Chapter Eleven.
A Slip on a Stone.
The morning broke, bright and clear, one of those rare winter mornings without a cloud in the blue, and the sun making additional patterns through the frost facets on the window pane. And the said sun had not very long since risen.
Mervyn looked out of the window; the house faced due east and caught the first glory of the morning sun—when there was any to catch, and to-day there was. The frosted pines glistened and gleamed with it, so too did the earth, with its newly laid coating of crystals. But in the midst of this setting was a picture.
Melian was coming down the path. A large hooded cloak was wrapped round her, but she had nothing on her head, and the glory of her golden hair shone like fire in the new born, clear rays. The kitten, a woolly ball of black fluffiness, was squatted upon her shoulder, and she was singing to herself in a full, clear voice. He noted her straight carriage, and the swing of her young, joyous, elastic gait. A picture indeed! And this bright, beautiful, joyous child, was going to belong to him henceforward—to him, all alone.
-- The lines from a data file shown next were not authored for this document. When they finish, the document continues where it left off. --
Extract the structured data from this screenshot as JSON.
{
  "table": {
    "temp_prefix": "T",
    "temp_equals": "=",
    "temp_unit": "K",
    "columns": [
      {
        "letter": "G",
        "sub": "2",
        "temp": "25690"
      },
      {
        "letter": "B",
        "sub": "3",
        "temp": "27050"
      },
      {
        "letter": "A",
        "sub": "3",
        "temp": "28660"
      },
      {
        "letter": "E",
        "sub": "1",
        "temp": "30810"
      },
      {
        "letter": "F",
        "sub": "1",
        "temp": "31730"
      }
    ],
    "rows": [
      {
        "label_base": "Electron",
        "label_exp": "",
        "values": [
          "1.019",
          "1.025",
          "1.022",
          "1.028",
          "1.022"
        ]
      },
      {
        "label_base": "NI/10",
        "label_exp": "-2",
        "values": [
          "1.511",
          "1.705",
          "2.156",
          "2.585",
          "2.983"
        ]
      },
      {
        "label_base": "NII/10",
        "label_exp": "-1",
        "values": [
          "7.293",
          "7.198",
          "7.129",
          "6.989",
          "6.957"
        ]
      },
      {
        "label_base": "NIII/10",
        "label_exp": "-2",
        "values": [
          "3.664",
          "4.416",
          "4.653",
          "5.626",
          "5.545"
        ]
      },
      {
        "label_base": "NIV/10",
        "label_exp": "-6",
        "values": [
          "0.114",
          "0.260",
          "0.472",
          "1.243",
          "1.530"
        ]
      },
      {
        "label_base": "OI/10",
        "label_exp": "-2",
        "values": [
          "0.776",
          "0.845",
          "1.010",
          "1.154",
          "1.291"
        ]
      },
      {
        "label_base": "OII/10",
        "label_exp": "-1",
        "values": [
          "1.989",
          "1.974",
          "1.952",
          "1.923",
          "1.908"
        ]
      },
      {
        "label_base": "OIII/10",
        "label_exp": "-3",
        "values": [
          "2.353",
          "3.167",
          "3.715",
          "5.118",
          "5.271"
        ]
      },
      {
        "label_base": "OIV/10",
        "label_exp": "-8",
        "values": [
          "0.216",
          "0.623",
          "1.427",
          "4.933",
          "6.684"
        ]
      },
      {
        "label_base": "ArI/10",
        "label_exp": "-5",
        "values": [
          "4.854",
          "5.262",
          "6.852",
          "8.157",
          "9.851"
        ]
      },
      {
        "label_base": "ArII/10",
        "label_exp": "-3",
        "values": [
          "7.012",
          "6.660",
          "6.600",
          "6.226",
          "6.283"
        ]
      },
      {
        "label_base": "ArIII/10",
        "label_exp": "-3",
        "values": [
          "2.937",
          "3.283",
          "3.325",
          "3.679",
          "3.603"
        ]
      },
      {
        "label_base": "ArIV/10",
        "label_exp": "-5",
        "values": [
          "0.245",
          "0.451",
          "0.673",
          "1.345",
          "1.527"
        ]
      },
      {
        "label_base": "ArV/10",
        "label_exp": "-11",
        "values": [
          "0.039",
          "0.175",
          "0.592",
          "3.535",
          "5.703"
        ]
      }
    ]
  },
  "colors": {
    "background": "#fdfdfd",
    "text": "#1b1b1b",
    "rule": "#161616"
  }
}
No one else in the wide world had the shadow of a claim upon her. She had come to him out of sordid surrounding of depression and want—yes, it would soon have come to that, judging from the account she had given of herself. Well, she had fallen upon the right place, and at the right time.
He dressed quickly. He heard her enter the house, and old Judy’s harsh croaky tones mingling with the clear melodious ones. Then a silvery rippling laugh, then another. He remembered old Judy could be funny at times in her dry, cautious old rustic way. John Seward Mervyn felt the times had indeed changed for him. He felt years and years younger, under the bright spell of this youthful influence in the gloomy and shunned old house.
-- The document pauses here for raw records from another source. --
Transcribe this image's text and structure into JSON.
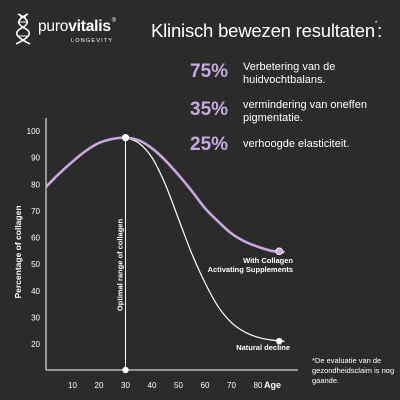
{
  "brand": {
    "name_light": "puro",
    "name_bold": "vitalis",
    "registered": "®",
    "tagline": "LONGEVITY"
  },
  "headline": {
    "text": "Klinisch bewezen resultaten",
    "asterisk": "*"
  },
  "stats": [
    {
      "value": "75%",
      "text": "Verbetering van de huidvochtbalans."
    },
    {
      "value": "35%",
      "text": "vermindering van oneffen pigmentatie."
    },
    {
      "value": "25%",
      "text": "verhoogde elasticiteit."
    }
  ],
  "footnote": "*De evaluatie van de gezondheidsclaim is nog gaande.",
  "colors": {
    "accent": "#c9a8e0",
    "background": "#2b2b2b",
    "line": "#ffffff"
  },
  "chart_data": {
    "type": "line",
    "xlabel": "Age",
    "ylabel": "Percentage of collagen",
    "xlim": [
      0,
      90
    ],
    "ylim": [
      15,
      100
    ],
    "x_ticks": [
      10,
      20,
      30,
      40,
      50,
      60,
      70,
      80
    ],
    "y_ticks": [
      20,
      30,
      40,
      50,
      60,
      70,
      80,
      90,
      100
    ],
    "series": [
      {
        "name": "With Collagen Activating Supplements",
        "color": "#c9a8e0",
        "x": [
          0,
          5,
          10,
          15,
          20,
          25,
          30,
          35,
          40,
          45,
          50,
          55,
          60,
          65,
          70,
          75,
          80,
          85,
          90
        ],
        "y": [
          79,
          84,
          88.5,
          92.5,
          95.5,
          97,
          97.5,
          96.5,
          93.5,
          89,
          83.5,
          77.5,
          71,
          66,
          61.5,
          58.5,
          56.5,
          55,
          54.5
        ]
      },
      {
        "name": "Natural decline",
        "color": "#ffffff",
        "x": [
          30,
          35,
          40,
          45,
          50,
          55,
          60,
          65,
          70,
          75,
          80,
          85,
          90
        ],
        "y": [
          97.5,
          95.5,
          90,
          80,
          67,
          54,
          43,
          34,
          28,
          24.5,
          22.5,
          21.5,
          21
        ]
      }
    ],
    "annotations": [
      {
        "text": "Optimal range of collagen",
        "x": 30
      }
    ]
  }
}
“Well dear!” he cried gaily, coming into the room. “You don’t look much of the ‘flu’ patient slowly convalescing. What sort of an ungodly early time did you get up?”
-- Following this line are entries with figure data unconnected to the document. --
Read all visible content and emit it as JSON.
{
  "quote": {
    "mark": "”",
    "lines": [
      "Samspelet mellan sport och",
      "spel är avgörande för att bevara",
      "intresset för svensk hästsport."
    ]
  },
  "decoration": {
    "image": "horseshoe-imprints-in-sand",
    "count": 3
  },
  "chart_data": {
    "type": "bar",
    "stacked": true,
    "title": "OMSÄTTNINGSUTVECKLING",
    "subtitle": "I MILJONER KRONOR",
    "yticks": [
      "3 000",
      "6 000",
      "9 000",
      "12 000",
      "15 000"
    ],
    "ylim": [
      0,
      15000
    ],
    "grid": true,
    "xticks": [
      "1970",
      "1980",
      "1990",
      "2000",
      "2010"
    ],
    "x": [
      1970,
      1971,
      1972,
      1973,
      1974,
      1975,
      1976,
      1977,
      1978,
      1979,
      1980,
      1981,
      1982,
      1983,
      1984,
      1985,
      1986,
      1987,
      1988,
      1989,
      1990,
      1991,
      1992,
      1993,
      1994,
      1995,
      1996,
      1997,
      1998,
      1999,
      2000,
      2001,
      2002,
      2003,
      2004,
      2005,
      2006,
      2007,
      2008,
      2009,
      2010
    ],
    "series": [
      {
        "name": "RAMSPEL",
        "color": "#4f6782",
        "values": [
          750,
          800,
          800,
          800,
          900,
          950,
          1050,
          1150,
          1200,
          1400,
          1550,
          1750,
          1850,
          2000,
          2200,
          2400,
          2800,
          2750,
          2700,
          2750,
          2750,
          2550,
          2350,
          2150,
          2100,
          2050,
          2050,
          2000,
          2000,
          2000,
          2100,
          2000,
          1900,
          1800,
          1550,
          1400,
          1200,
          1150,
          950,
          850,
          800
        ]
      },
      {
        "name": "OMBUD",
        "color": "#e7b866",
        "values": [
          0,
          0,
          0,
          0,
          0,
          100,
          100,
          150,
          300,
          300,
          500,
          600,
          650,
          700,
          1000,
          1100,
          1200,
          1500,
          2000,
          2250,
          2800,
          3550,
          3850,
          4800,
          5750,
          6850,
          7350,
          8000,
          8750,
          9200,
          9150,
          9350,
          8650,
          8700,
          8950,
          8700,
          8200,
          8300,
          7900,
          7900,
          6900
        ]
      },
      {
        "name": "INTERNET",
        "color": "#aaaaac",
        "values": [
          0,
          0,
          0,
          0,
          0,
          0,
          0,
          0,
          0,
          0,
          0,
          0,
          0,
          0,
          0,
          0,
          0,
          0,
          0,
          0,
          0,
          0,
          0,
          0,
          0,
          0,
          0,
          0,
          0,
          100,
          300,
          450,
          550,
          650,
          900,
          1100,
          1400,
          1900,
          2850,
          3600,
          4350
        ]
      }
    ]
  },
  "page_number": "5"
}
“Oh Uncle Seward, I’ve had such fun. I’ve been out all up the pond, and this little poogie had a romp all over the ice. Then it rushed up a tree after a squirrel, and they sat snarling at each other at the end of a thin bough, and the squirrel jumped to another tree, but the poogie wasn’t taking any. Were you, pooge-pooge?” And she squeezed the little woolly ball into her face and neck.